Surface quality, originality, and the nature of a coin’s imperfections are not well reflected in certified grades. It is important to think carefully about the positive and negative aspects of each coin in order to attain a considerable understanding of it.
There is a need to examine coins in actuality. Indeed, there is no substitute for viewing coins with a magnifying glass. It is especially important to tilt coins at various angles under a lamp in a room with minimal overhead lighting. Examining a coin while rotating it is beneficial as well.
These two bust dollars are suitable for frequent viewings and ongoing appreciation. Yes, they have flaws, but no one expects 18th-century coins to be close to being perfect. A few contact marks and lines are part of the nature and history of such a coin. Other bust dollars, with similar positive characteristics, may be found and purchased without tremendous difficulty.

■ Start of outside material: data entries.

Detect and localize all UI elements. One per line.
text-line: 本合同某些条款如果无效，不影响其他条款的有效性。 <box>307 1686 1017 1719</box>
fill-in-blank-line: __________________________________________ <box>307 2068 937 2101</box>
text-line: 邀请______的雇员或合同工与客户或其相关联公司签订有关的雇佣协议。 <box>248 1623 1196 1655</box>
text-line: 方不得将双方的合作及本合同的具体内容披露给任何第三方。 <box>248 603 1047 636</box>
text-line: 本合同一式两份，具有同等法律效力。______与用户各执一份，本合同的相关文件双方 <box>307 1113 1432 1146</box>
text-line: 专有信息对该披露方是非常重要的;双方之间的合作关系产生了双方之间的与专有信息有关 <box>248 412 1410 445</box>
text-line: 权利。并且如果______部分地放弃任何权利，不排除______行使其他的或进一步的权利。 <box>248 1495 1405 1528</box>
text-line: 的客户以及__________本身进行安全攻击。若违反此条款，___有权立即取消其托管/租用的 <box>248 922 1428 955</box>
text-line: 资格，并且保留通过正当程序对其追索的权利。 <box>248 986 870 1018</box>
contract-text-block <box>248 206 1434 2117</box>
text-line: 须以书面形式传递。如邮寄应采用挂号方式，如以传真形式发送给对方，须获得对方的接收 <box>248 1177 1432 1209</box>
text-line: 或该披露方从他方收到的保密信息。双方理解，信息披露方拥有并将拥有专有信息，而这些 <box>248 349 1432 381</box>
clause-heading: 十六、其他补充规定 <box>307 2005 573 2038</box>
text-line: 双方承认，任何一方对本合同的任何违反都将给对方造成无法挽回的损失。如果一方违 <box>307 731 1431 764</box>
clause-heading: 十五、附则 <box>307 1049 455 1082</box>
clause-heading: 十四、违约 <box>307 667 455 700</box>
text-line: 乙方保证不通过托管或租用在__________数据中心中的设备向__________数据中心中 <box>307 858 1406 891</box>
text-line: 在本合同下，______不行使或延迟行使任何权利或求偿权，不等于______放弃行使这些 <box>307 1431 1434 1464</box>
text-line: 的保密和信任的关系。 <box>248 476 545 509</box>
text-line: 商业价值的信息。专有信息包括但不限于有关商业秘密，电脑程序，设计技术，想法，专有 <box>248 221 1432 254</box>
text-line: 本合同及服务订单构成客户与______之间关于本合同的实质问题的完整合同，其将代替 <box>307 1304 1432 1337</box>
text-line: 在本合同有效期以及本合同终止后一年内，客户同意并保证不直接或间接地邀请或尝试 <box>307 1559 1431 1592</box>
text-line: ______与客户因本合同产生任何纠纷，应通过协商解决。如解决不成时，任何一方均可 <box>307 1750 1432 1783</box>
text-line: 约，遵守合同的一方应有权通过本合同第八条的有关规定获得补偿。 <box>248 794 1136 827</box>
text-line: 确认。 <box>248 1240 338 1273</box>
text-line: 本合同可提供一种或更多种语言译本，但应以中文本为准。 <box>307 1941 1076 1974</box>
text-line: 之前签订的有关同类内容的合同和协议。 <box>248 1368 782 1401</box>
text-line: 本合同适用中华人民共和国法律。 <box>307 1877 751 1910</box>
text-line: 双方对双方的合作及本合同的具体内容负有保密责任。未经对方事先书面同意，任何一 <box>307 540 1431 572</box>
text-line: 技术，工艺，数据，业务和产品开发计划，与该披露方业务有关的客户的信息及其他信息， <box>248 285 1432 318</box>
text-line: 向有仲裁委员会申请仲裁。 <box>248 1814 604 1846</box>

In Extremely Fine to AU grades, bust dollars cost only a small fraction of the costs of choice to gem uncirculated coins of the same respective dates or major varieties. AU-55 grade representatives of all major varieties of Draped Bust, Heraldic Eagle (1798-1803) silver dollars may be purchased for less than $17,000 each, most for less than $12,500.
In this same Rarities Night, a 1798 ‘Wide Date’ dollar from the Catherine Bullowa Collection brought $12,000. This 1798 is PCGS-graded as AU-53 and has a gold sticker, which indicates that experts at CAC maintain that PCGS under-graded this coin.
In EF-40 to -45 grades, bust dollars are substantially less expensive than they are in AU grades. A whole set, by major variety, of Draped Bust, Heraldic Eagle silver dollars could be completed in EF-40 or better grade for less than $6,500 per coin, with many costing less than $4,500. The most expensive, in a given grade, would be the 1799 8×5.
Generally, relatively original bust dollars and/or coins with fewer technical imperfections may bring substantial premiums over coins that are average for a certified grade. In many cases, however, relatively original coins do not cost a premium at all.
Buyers usually cannot be as selective when seeking Draped Bust, Small Eagle dollars. These are scarcer and more expensive than Draped Bust, Heraldic Eagle dollars, though do not cost large amounts in the context of 18th-century U.S. coins.
For collectors who can afford to spend several thousand dollars per coin, there are many viable options in the realm of Draped Bust dollars. It is practical to complete a set ‘by date’ or even by major variety.